HAMDEN, Conn. (AP) — In a story Jan. 14 about an exhibit dedicated to Frederick Douglass, The Associated Press erroneously described the institution launching it. The exhibit will be hosted by an academic institute, not a museum.

A corrected version of the story is below:

Exhibit to explore Frederick Douglass' visit to Ireland

A Connecticut institute dedicated to Irish history is launching an exhibition focusing on the time Frederick Douglass spent in the country in the 1840s

HAMDEN, Conn. (AP) — A Connecticut institute dedicated to Irish history is launching an exhibition focusing on the time Frederick Douglass spent in the country in the 1840s.

The exhibit put on by at Ireland's Great Hunger Institute at Quinnipiac University explores the impact that the poverty-ridden country had on the development of the anti-slavery campaigner.

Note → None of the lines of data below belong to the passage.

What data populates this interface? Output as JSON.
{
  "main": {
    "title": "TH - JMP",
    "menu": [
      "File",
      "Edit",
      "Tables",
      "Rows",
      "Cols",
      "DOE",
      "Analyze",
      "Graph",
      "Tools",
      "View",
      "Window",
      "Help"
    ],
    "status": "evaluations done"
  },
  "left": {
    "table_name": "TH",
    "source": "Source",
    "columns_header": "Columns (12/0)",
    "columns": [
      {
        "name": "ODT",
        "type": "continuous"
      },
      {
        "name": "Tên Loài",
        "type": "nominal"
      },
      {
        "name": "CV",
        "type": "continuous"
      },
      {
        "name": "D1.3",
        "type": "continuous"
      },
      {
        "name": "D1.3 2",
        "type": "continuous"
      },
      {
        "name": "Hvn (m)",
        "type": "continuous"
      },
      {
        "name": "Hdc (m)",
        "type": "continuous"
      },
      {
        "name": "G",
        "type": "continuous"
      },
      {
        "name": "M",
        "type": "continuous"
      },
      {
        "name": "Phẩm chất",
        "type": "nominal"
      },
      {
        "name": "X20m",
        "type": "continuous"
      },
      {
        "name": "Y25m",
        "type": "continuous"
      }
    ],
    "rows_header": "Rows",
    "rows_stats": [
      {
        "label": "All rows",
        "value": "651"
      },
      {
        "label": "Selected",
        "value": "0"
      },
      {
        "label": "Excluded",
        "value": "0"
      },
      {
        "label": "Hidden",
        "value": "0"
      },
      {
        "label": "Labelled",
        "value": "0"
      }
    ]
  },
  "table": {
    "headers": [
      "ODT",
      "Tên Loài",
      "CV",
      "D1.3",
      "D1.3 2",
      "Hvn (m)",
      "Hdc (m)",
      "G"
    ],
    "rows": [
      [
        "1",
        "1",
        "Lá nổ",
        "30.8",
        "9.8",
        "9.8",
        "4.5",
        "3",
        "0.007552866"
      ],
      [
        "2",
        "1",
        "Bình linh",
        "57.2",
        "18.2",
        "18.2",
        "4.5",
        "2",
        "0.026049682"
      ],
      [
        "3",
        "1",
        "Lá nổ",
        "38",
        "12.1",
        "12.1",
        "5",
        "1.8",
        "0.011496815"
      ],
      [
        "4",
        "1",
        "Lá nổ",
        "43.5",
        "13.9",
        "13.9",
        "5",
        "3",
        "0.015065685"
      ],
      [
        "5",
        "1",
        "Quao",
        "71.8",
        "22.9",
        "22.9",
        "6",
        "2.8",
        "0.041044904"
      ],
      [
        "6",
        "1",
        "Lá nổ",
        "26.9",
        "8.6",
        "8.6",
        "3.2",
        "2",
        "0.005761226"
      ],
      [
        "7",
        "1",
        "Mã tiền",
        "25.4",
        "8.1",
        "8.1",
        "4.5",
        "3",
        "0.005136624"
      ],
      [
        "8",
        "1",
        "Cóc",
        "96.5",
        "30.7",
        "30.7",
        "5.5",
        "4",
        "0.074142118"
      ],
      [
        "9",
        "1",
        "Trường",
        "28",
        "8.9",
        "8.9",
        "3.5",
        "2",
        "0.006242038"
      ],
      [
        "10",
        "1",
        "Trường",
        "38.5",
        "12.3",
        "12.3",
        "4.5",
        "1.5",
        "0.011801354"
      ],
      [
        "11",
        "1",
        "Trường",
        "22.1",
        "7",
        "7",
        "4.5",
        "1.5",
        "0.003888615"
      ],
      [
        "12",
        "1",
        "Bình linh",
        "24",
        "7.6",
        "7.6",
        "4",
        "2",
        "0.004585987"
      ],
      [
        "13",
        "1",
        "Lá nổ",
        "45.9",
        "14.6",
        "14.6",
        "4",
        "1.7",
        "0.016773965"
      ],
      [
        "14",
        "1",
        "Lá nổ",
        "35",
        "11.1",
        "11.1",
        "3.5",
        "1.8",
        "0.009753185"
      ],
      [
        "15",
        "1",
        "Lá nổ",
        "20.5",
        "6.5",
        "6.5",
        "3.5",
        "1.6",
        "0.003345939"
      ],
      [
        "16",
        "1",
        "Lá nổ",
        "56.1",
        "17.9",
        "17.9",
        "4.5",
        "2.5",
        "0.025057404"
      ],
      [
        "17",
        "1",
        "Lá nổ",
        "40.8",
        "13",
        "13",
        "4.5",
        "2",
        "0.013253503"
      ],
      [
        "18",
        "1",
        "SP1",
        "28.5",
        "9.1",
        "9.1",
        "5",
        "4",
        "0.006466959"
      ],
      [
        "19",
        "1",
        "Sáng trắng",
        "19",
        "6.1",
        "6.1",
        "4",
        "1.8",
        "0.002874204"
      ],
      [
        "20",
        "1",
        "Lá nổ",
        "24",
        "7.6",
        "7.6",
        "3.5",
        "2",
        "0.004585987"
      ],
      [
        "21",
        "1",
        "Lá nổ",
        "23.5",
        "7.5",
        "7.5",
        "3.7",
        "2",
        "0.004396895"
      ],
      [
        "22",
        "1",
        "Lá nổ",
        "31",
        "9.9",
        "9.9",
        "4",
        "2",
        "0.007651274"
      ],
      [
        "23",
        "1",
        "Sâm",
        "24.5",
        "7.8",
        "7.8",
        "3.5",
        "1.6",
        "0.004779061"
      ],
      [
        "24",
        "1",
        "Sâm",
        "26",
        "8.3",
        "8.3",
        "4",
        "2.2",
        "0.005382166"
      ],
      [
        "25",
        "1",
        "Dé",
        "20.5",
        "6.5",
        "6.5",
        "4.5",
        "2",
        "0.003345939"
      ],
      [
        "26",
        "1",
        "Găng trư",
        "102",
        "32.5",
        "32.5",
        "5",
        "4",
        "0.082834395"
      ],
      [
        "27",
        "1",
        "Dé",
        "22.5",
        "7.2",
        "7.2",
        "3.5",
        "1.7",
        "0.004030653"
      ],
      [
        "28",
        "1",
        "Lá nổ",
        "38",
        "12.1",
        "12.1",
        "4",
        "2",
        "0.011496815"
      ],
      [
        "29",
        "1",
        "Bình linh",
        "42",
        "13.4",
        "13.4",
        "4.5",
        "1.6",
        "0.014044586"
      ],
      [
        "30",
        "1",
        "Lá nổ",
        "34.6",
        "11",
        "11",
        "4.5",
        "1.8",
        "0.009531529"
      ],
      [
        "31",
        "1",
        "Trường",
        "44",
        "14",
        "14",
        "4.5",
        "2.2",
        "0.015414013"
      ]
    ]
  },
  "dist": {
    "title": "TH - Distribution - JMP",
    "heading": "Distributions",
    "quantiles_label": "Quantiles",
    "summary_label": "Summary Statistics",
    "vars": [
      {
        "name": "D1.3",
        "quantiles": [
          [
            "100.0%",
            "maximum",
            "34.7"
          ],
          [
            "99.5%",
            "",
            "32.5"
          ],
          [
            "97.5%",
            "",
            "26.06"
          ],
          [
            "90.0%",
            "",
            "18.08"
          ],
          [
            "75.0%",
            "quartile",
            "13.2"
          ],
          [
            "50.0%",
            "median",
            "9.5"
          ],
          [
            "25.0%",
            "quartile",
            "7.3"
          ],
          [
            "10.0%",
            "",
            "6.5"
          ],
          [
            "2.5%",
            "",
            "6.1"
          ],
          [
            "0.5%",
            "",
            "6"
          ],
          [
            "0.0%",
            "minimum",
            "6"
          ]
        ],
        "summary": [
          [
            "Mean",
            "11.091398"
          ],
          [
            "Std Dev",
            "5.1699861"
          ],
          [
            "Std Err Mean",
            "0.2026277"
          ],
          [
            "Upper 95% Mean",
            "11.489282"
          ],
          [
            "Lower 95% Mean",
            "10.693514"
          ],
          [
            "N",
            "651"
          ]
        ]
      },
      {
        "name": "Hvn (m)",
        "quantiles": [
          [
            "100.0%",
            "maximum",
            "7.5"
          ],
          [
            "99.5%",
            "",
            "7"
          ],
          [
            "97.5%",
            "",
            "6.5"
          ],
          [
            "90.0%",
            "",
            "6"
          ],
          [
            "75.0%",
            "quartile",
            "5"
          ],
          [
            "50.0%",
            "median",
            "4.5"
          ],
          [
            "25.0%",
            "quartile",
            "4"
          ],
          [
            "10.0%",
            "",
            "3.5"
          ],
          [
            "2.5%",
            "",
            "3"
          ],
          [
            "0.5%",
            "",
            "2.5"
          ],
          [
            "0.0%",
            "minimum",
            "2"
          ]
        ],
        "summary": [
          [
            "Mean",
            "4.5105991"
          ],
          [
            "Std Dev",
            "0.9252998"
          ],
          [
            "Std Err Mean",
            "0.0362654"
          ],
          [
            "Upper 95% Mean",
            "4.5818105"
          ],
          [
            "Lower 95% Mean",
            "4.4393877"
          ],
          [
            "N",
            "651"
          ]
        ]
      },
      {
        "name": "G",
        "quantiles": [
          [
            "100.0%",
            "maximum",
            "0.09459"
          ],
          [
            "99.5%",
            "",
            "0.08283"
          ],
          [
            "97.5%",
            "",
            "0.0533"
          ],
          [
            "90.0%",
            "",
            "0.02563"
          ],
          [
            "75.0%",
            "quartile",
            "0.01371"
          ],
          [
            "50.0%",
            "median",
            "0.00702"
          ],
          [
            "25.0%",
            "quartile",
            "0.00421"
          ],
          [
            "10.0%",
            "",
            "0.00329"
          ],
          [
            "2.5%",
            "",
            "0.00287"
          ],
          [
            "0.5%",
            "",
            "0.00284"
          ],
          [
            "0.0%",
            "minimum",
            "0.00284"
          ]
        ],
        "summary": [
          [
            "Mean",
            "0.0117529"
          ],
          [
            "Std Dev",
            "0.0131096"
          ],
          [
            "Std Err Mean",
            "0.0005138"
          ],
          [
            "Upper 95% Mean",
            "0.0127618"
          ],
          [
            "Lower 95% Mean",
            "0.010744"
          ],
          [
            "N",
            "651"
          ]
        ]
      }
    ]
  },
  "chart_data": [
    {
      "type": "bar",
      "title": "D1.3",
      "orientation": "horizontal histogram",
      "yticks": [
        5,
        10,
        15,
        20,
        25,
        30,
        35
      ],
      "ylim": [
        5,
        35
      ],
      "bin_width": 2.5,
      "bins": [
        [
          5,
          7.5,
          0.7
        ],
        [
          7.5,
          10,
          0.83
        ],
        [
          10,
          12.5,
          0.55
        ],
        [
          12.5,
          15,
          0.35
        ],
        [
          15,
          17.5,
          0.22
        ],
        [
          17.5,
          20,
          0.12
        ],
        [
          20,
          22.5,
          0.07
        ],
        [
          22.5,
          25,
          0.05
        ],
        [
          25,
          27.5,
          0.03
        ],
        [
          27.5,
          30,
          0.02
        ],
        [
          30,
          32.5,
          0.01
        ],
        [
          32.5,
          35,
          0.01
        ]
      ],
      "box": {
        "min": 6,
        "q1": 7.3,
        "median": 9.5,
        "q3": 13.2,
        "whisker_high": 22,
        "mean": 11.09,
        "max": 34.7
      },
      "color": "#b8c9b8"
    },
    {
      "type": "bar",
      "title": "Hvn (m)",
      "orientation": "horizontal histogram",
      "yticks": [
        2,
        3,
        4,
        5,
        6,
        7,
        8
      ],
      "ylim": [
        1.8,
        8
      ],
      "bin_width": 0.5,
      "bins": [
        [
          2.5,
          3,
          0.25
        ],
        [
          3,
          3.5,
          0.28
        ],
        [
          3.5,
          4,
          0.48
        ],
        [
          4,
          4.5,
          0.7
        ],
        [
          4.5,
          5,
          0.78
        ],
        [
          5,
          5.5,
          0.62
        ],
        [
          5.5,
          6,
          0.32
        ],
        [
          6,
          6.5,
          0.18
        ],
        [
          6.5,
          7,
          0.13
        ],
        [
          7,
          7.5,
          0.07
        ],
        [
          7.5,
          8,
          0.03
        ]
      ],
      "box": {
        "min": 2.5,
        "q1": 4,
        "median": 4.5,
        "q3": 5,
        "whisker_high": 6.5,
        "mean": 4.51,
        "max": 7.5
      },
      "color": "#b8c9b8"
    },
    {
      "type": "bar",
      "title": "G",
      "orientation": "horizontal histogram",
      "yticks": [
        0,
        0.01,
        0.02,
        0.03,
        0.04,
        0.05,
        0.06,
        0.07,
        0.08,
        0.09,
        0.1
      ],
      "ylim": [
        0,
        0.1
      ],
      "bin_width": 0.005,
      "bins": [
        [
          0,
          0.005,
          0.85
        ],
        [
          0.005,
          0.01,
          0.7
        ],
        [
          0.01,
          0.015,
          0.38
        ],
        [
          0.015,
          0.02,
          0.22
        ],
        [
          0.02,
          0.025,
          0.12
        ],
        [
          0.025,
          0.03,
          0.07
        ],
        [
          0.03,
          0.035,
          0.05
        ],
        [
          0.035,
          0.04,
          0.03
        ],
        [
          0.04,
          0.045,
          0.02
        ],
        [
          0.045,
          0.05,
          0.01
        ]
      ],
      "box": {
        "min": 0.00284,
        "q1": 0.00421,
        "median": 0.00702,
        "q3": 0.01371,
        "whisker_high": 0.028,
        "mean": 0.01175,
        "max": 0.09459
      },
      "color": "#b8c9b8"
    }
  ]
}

Douglass was in his 20s when he visited Ireland on a lecture tour and met one of his heroes, the Irish abolitionist Daniel O'Connell. Throughout his life, Douglass playfully referred to himself as a "black O'Connell."

The exhibition is part of a series of events celebrating the 200th anniversary of Douglass' birth. It opens Feb. 2.

A 9-feet-by-9 feet statue of Douglass on loan from sculptor Andrew Edwards also will be displayed in the law school's lobby.